Silicon nitride membrane resonators at millikelvin temperatures with quality factors exceeding $10^8$

TL;DR

This study demonstrates silicon nitride membrane resonators achieving ultra-high quality factors exceeding 10^8 at millikelvin temperatures, opening new avenues for quantum optomechanics and photon conversion applications.

Contribution

It reports the first observation of quality factors surpassing 10^8 in silicon nitride membranes at millikelvin temperatures, significantly advancing low-dissipation mechanical resonator technology.

Findings

Quality factors exceed 10^8 at 14 mK

Q increases divergingly below 200 mK

Membranes are suitable for quantum optomechanics

Abstract

We study mechanical dissipation of the fundamental mode of millimeter-sized, high quality-factor ($Q$) metalized silicon nitride membranes at temperatures down to 14 mK using a three-dimensional optomechanical cavity.

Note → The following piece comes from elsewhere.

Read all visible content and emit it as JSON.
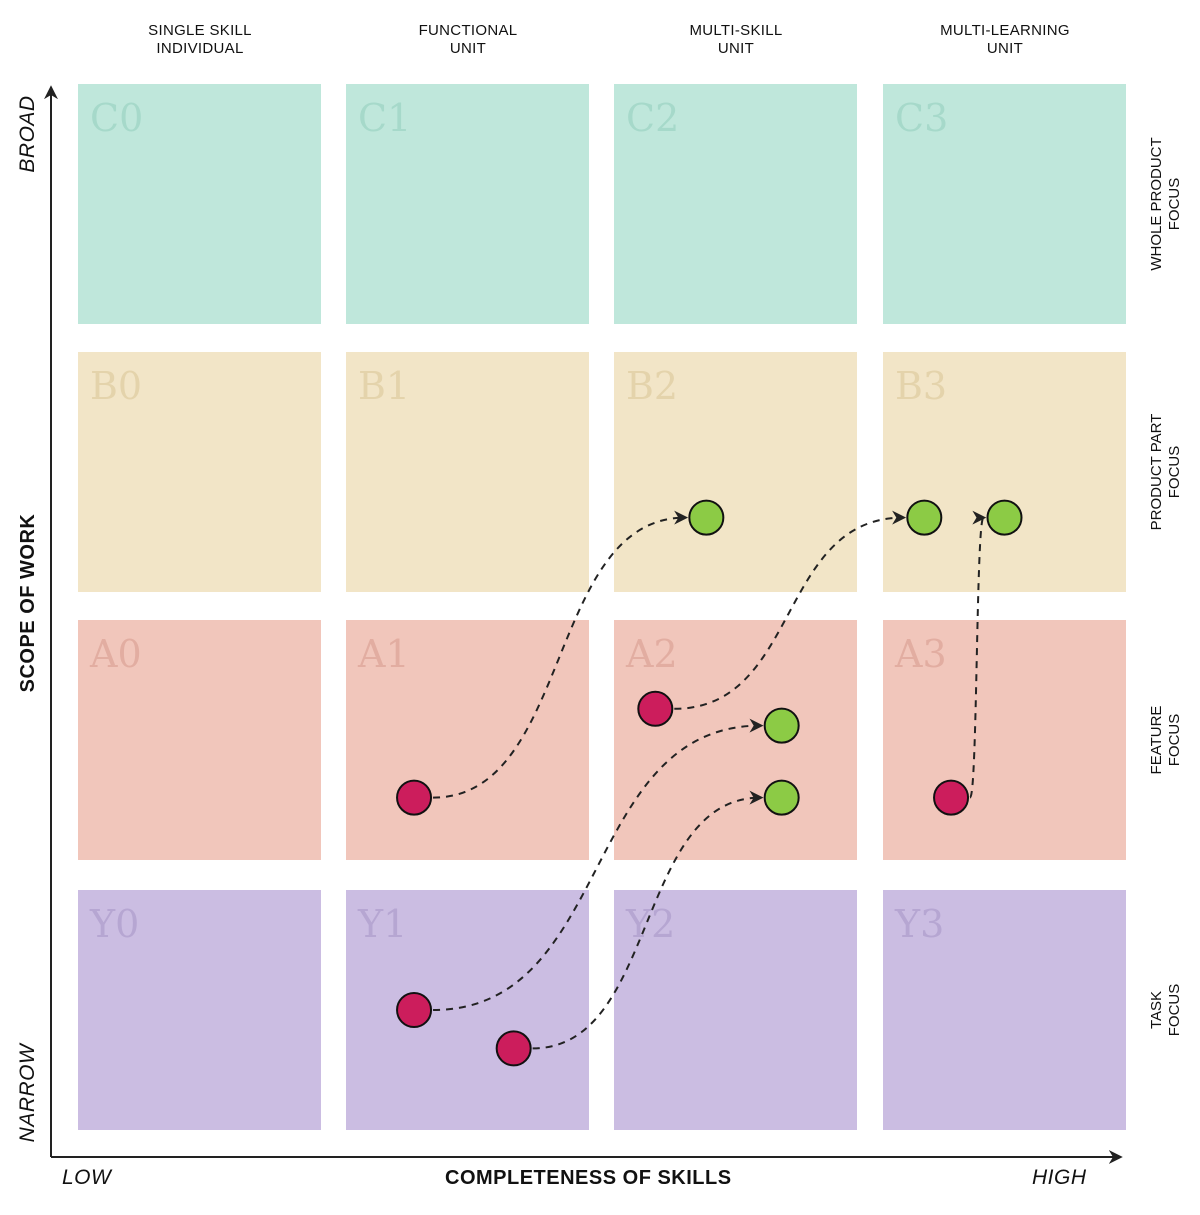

Below 200 mK, high-$Q$ modes of the membranes show a diverging increase of $Q$ with decreasing temperature, reaching $Q=1.27\times10^8$ at 14 mK, an order of magnitude higher than reported before. The ultra-low dissipation makes the membranes highly attractive for the study of optomechanics in the quantum regime, as well as for other applications of optomechanics such as microwave to optical photon conversion.